I cannot think of any.

Here's David Leonhardt explaining why what the New York Times prints from Ross Douthat on its op-ed page is worse than tripe:

Armageddon Wars: I — like many others, I imagine — would be thrilled if [global cooling] were what the future held. But I think there are two big reasons to doubt that... The first is basic economics. When the problem is resource scarcity, companies and individuals have a powerful incentive to become more efficient. It keeps their costs down. Mr. Simon understood this, and it’s the fundamental reason he won the [resource price trend] bet [with Ehrlich]. But global warming is different. The fact that carbon emissions are warming the planet doesn’t make it more expensive to produce those emissions. So companies do not have an ever-increasing incentive to emit less — the way they would if the problem were, say, a lack of oil. Global warming doesn’t solve itself the way that resource scarcity does.

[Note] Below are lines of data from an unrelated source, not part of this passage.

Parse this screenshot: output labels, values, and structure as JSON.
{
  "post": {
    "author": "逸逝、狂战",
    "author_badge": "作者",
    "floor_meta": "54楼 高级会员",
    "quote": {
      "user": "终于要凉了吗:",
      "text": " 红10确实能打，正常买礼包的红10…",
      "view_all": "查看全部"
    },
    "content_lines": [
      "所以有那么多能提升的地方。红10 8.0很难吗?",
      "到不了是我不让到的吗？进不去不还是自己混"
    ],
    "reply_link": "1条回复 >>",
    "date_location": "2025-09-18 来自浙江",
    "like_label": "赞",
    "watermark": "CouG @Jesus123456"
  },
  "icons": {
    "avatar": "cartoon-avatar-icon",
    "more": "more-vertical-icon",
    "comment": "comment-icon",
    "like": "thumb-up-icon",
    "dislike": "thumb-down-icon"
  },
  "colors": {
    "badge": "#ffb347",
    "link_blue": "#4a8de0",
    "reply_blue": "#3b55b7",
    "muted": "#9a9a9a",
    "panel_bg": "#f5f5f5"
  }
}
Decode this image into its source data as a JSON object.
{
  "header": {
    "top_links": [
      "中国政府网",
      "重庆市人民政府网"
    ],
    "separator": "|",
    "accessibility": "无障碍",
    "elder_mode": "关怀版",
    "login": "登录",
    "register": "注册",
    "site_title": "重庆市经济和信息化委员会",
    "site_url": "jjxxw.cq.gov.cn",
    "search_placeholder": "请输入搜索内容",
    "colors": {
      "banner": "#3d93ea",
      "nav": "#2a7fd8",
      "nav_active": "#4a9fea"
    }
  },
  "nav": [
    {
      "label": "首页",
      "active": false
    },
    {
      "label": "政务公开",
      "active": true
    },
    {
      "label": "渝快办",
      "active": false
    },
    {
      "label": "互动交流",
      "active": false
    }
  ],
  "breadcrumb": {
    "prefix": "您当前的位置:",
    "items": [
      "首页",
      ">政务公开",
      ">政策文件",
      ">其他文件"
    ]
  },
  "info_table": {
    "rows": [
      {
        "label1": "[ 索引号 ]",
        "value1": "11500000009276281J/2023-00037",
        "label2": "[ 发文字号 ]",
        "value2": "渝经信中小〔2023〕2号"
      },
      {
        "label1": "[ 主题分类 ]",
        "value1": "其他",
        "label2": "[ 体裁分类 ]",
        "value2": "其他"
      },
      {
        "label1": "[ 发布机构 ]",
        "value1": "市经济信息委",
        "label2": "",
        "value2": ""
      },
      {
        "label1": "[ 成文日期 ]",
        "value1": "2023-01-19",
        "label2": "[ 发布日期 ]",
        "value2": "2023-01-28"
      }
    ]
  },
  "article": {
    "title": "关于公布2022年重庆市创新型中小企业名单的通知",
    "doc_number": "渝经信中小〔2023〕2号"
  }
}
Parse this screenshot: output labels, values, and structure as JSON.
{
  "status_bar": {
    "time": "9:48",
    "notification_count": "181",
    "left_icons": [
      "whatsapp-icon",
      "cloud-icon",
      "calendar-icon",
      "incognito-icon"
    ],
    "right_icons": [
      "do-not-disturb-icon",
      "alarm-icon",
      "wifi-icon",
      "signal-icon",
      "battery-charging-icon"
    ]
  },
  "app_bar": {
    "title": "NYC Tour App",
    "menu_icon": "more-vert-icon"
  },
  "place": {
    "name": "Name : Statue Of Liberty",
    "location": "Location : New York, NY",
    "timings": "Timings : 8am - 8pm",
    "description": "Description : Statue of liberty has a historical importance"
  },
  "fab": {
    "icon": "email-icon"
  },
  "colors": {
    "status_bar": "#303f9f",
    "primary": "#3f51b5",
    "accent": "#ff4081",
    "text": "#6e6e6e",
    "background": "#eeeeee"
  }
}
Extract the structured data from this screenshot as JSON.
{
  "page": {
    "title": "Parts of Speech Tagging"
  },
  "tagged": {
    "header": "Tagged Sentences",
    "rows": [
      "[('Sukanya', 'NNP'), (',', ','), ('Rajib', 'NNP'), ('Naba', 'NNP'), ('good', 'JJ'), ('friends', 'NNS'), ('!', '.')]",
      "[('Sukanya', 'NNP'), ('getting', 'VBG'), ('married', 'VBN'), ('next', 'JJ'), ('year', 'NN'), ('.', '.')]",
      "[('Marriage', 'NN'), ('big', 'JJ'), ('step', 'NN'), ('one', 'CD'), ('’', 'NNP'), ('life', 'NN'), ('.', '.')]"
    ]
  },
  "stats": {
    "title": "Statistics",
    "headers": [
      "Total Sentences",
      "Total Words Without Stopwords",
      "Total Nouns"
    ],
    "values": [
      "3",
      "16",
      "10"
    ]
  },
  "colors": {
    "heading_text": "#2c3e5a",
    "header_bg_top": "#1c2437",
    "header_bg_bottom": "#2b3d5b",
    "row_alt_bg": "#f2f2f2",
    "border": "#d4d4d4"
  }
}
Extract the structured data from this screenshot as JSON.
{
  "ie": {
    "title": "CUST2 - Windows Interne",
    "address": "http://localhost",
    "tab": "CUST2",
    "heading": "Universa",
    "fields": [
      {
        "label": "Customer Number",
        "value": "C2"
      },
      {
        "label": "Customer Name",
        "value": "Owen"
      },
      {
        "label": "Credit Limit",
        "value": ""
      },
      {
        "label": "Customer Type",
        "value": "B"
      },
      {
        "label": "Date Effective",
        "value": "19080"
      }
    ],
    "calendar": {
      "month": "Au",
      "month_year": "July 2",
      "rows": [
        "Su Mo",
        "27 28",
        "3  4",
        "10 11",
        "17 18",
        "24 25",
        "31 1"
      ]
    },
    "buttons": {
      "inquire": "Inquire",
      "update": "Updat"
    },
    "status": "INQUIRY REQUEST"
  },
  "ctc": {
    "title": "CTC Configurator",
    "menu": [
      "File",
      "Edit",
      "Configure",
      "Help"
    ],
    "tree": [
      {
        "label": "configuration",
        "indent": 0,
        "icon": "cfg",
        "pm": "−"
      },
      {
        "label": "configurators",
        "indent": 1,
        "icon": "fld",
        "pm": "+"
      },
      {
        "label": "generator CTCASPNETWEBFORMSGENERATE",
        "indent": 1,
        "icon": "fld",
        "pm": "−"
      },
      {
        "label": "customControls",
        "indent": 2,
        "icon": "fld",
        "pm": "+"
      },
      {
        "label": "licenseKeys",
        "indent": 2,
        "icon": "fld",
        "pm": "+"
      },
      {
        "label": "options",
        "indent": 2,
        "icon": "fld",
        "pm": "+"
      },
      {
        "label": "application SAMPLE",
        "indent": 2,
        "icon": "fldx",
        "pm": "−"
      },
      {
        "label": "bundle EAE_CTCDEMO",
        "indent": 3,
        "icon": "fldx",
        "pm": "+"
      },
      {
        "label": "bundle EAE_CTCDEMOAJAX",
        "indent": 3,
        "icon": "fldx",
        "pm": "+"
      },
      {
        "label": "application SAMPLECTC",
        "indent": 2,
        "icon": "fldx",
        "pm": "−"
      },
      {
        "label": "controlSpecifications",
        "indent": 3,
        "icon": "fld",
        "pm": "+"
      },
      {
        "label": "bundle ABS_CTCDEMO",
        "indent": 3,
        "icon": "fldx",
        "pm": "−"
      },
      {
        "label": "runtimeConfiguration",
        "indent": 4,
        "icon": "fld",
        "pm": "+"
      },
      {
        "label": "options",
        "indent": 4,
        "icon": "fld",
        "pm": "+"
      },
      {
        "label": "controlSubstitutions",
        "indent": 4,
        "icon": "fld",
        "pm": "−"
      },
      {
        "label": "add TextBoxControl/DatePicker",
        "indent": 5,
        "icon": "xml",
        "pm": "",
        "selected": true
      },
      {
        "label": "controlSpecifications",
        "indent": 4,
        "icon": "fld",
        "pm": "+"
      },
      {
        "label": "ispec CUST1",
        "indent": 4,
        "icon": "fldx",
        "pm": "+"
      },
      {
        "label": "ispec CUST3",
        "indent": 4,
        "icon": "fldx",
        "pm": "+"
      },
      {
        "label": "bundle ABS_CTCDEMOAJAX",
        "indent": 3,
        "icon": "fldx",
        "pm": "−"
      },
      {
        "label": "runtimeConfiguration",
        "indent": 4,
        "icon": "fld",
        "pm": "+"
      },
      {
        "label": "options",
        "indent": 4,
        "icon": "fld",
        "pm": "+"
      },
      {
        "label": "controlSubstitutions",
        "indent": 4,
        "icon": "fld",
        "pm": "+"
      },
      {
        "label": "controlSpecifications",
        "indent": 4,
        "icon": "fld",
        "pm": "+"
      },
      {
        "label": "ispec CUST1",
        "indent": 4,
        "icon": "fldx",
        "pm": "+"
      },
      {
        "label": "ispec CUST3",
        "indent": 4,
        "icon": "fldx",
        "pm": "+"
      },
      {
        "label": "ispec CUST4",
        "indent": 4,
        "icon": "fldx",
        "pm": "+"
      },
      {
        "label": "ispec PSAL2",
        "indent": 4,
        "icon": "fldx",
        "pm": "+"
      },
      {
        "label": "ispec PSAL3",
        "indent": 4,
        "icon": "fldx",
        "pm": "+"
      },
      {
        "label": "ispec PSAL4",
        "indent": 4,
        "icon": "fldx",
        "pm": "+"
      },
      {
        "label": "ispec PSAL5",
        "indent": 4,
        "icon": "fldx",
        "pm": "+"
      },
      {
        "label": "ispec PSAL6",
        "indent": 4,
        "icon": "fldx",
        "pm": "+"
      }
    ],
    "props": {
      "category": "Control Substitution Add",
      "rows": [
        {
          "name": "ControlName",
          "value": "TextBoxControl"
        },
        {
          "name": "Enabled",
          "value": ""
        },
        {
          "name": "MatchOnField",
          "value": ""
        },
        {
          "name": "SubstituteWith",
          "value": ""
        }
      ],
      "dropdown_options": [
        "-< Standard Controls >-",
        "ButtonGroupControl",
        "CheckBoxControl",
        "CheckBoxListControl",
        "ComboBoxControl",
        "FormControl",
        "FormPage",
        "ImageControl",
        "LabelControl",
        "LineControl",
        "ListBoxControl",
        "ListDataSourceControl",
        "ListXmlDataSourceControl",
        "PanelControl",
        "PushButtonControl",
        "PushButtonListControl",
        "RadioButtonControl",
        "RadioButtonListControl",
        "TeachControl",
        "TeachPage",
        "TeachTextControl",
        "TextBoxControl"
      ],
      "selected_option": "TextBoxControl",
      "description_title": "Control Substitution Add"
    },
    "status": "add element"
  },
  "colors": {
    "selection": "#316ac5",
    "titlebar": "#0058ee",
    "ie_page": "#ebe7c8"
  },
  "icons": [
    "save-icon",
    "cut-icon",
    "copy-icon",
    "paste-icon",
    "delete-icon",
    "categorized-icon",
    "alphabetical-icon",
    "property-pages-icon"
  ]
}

The second reason is the accumulation of evidence. Almost as soon as Mr. Ehrlich and Mr. Simon made their bet in 1980, Mr. Simon’s prediction started looking good.... In recent years, though, anyone who had bet against global warming would look as wrong as Mr. Ehrlich did. The Greenland and Antarctic ice sheets are shrinking at an accelerating rate. Scientists have recently revised upwards their predictions of sea-level rises. The planet’s 10 hottest years on record, according to NASA, are: 2005, 2007, 2009, 1998, 2002, 2003, 2006, 2004, 2001 and 2008. This year is on pace to displace 2005 as No. 1.

The ultimate goal of climate legislation — be it the bill that the House passed last year or the bill that died in the Senate last week — is to align the incentives better, so human ingenuity can be harnessed to fight global warming. The bills would increase the cost of emitting carbon, thereby giving companies reason to emit less. Absent that, the best bet seems to be that emissions will keep rising and the planet will keep getting hotter.